A sindicância e o procedimento administrativo não podem constituir forma sutil e ilegal de devassa na vida do servidor nem ser uma incógnita desprovida de descrição fática consistente que inviabiliza o direito de ampla defesa. A indecidibilidade na descrição fática é forma de abuso de poder inadmissível numa democracia e deve ser objeto de rechaço veemente.
São corolários dessa mirada: 1) a sindicância deve se arrimar em fato certo e concreto, 2) não se admite indiciamento, seja em sindicância seja em procedimento administrativo, sem a descrição de uma conduta típica que constitua infração administrativa e sem a descrição fática que permita a ampla defesa; 3) não se instaura sindicância e procedimento administrativo com base em provas ilícitas e 4) todas manifestações estatais que reflitam na esfera jurídica do jurisdicionado deve-se articular no contraditório que, para além do binômio informação-reação, funda-se no direito amplo de provas. O cerne do contraditório, conforme temos tido de forma inaugural, é o direito de prova.

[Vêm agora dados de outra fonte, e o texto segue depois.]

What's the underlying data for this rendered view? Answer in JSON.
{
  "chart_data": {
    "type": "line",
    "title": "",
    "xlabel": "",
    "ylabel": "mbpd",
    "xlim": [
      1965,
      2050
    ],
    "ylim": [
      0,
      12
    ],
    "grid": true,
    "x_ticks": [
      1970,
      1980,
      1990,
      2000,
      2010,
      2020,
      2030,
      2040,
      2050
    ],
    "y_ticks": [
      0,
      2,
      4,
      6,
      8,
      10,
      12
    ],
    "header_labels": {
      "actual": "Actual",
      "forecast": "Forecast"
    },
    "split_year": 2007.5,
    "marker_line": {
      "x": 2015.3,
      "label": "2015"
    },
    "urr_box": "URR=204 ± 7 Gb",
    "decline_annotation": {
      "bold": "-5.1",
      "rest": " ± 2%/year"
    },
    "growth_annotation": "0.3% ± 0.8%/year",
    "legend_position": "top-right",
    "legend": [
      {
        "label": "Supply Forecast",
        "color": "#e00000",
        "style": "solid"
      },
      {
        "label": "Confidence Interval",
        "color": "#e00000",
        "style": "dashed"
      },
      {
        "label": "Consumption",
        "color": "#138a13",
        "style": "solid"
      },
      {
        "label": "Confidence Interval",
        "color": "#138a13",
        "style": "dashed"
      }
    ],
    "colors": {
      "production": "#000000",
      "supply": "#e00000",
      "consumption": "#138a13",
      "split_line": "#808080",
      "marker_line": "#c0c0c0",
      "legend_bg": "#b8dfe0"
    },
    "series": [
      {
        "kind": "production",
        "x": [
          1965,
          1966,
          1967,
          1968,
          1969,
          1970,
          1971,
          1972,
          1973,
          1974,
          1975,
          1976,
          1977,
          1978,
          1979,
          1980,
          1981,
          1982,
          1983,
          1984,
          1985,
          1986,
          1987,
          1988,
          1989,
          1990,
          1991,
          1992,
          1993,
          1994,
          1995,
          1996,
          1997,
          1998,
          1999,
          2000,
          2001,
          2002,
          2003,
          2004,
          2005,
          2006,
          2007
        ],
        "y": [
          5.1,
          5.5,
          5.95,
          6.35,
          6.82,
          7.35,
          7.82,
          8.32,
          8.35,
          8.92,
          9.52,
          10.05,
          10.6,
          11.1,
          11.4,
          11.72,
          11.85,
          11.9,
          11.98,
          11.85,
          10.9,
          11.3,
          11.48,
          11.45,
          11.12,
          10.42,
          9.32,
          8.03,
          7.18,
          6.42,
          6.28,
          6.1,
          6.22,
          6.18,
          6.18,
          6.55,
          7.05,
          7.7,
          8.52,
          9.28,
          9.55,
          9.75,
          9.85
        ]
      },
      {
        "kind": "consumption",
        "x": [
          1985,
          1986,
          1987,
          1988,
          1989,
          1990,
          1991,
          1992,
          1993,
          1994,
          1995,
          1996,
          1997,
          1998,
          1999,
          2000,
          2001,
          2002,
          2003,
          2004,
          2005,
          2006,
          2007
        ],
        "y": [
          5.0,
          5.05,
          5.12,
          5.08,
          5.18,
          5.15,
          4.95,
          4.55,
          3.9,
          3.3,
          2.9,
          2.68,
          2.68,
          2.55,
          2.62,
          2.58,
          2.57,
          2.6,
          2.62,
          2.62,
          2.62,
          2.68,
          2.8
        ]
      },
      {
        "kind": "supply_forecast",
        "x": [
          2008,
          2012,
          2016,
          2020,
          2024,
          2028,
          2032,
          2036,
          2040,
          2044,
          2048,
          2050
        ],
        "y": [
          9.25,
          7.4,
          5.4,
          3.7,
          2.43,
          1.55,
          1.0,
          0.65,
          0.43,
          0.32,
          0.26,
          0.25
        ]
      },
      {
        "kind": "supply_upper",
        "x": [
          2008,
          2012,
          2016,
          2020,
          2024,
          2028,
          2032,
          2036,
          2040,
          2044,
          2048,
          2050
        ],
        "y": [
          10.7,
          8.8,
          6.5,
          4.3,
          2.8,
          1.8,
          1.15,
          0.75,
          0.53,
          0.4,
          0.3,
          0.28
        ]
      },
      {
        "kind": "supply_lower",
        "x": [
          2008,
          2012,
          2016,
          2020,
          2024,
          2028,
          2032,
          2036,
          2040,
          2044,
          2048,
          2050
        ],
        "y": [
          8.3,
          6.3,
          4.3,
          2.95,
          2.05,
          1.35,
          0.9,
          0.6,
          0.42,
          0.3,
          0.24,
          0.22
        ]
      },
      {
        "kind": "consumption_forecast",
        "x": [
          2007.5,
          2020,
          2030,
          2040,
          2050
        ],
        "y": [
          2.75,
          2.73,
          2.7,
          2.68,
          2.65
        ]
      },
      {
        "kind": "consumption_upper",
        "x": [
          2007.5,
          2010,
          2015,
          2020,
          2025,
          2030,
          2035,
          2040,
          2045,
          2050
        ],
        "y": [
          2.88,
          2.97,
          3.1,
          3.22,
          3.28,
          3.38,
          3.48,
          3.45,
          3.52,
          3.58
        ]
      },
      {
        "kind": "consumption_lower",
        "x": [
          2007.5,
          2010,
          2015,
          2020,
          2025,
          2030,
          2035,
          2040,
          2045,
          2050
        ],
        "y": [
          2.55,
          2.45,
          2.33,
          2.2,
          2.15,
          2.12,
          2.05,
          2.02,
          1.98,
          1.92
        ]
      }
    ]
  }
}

No direito administrativo disciplinar, exige-se que a acusação seja certa, objetiva, circunstanciada e o fato imputado ao servidor público subsumido em um tipo legalmente previsto, decorrendo tais exigências dos princípios da legalidade, da tipicidade e da segurança jurídica
Então, se a Administração Pública atua vulnerando os critérios adunados incorre em crime de abuso de poder a ser debelado por todas as vias cabíveis, inclusive a resistência legítima.
Por: Luís Eduardo Gomes do Nascimento, Advogado, Professor do Departamento de Ciência e Tecnologia, Campus |||, Juazeiro, Bahia, UNEB.
DOS LIMITES E DAS POSSIBILIDADES DA CUSTÓDIA CAUTELAR
“É dever da cidadania recusar o cumprimento de ordem judicial manifestamente ilegal”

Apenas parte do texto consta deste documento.